Yemen Türküsü"nü şan tarzında icra ettiği plakla dolaşır olmuşlardı.
***
Sonra geçti mi bunlar? Hayır!
Hatta bazı halk çocuklarını yanlarına devşirdiler.
Bugünden örnek vereyim..
Hiç klasik müzik dinlemeyen, basit bir
Chopin etüdüne bile tahammül edemeyen insanlar
Fazıl Say konserlerine müdavim yazıldılar.
Bunlardan biri "
konser harikaydı, muhteşemdi,
olağanüstüydü" diye yazınca, "nereden biliyorsun,
bugüne kadar kaç Beethoven yorumu dinledin de bu kararı verdin?" diye sorunca, bana çok bozulmuş, bağırıp çağırmıştı.

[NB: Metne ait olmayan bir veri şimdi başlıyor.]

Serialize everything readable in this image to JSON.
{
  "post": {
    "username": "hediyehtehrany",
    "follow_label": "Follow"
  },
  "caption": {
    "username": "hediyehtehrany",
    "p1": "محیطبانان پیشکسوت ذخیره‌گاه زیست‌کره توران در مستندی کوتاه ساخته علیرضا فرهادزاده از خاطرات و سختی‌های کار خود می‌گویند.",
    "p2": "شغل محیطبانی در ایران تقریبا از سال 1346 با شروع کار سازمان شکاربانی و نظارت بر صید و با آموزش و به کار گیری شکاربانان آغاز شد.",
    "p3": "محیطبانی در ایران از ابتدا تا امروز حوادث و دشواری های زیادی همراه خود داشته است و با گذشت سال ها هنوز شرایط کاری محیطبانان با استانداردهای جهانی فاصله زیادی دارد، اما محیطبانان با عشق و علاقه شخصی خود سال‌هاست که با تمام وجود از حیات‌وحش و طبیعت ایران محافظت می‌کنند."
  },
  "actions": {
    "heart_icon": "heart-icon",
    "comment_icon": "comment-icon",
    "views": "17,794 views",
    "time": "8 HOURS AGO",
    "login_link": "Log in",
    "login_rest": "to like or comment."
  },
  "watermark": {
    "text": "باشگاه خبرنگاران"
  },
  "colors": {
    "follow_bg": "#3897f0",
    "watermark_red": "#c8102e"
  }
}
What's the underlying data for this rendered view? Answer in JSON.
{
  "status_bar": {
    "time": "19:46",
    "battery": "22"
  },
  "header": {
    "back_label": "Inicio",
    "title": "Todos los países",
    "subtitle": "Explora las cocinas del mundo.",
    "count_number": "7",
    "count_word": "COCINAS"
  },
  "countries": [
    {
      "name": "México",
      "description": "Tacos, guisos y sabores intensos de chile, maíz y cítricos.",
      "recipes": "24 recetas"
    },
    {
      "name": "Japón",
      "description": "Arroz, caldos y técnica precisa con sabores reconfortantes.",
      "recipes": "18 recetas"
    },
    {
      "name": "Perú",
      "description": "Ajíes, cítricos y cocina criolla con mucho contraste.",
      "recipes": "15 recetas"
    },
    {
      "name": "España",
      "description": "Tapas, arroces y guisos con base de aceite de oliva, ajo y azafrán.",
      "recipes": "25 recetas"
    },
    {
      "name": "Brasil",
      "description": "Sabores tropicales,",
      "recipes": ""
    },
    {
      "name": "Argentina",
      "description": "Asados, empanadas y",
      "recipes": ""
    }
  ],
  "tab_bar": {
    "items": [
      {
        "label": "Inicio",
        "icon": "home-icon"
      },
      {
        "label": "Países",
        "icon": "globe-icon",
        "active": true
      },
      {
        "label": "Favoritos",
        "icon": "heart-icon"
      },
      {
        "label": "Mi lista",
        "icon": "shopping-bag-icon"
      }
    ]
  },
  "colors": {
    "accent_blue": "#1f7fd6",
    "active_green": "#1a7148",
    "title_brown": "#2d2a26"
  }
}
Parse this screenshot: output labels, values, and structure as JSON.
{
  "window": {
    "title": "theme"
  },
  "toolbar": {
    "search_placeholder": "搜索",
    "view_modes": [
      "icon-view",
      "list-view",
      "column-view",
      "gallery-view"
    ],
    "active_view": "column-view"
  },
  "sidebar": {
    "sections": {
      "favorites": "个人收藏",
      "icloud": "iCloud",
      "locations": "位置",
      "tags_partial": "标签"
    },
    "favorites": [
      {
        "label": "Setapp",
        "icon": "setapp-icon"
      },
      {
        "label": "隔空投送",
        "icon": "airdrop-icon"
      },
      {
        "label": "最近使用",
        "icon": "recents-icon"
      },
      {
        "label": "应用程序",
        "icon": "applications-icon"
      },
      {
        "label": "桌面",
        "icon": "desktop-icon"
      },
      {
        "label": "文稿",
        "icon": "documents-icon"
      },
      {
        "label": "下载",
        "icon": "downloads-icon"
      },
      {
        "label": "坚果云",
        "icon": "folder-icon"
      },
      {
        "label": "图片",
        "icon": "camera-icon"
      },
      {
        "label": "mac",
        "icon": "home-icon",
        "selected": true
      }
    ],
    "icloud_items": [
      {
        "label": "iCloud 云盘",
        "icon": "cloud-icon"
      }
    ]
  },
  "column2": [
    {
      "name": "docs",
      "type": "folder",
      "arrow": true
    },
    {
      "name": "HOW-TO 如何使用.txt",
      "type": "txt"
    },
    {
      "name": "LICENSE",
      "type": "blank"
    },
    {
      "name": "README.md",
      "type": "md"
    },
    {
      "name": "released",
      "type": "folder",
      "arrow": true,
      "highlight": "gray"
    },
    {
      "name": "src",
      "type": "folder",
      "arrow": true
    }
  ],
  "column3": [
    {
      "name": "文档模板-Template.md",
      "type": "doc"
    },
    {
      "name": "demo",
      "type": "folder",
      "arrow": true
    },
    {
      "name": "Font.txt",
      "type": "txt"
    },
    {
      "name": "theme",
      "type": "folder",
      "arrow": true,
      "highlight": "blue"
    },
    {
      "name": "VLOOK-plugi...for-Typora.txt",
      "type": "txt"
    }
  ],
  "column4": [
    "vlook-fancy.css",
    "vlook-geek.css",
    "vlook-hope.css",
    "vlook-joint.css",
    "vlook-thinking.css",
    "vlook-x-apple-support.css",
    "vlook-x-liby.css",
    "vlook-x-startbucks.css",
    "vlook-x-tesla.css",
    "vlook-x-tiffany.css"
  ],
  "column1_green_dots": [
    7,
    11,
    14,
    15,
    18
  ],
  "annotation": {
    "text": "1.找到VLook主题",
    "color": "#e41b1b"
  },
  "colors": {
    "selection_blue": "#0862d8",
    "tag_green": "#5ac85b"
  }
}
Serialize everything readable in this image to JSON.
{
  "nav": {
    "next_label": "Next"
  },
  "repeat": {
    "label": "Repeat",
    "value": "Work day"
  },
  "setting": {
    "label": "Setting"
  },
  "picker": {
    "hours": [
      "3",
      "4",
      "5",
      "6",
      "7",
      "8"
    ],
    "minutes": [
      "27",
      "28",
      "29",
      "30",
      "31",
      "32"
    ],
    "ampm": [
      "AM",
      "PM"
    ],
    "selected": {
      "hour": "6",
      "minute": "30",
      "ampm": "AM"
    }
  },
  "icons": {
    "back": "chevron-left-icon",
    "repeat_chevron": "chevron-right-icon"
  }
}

Bu yalandan kültür siyasetinin bir anda tuzla buz olmasını önlemek için başka çaresi yoktu.
***
Sanatsal, kültürel ve fazlasıyla sembolik bir şey anlattığımı sanıyorsanız, yanılıyorsunuz.
Bu samimiyetsizlik...
Bu yalan rüzgârı baştan aşağı
siyasal bir tutum ve olgudur.
Gündelikçisine iyi davranınca, kendisini sosyalist sanan aydınlar(!); keyfine göre önce Osman Pamukoğlu'nun, sonra Murat Karayılan'ın halkla ilişkilerini yapan gazeteciler; çok seküler olmasına rağmen mutaassıp ve karanlık bir yapıya borazan olan siyasetçiler nasıl ortaya çıktılar sanıyorsunuz?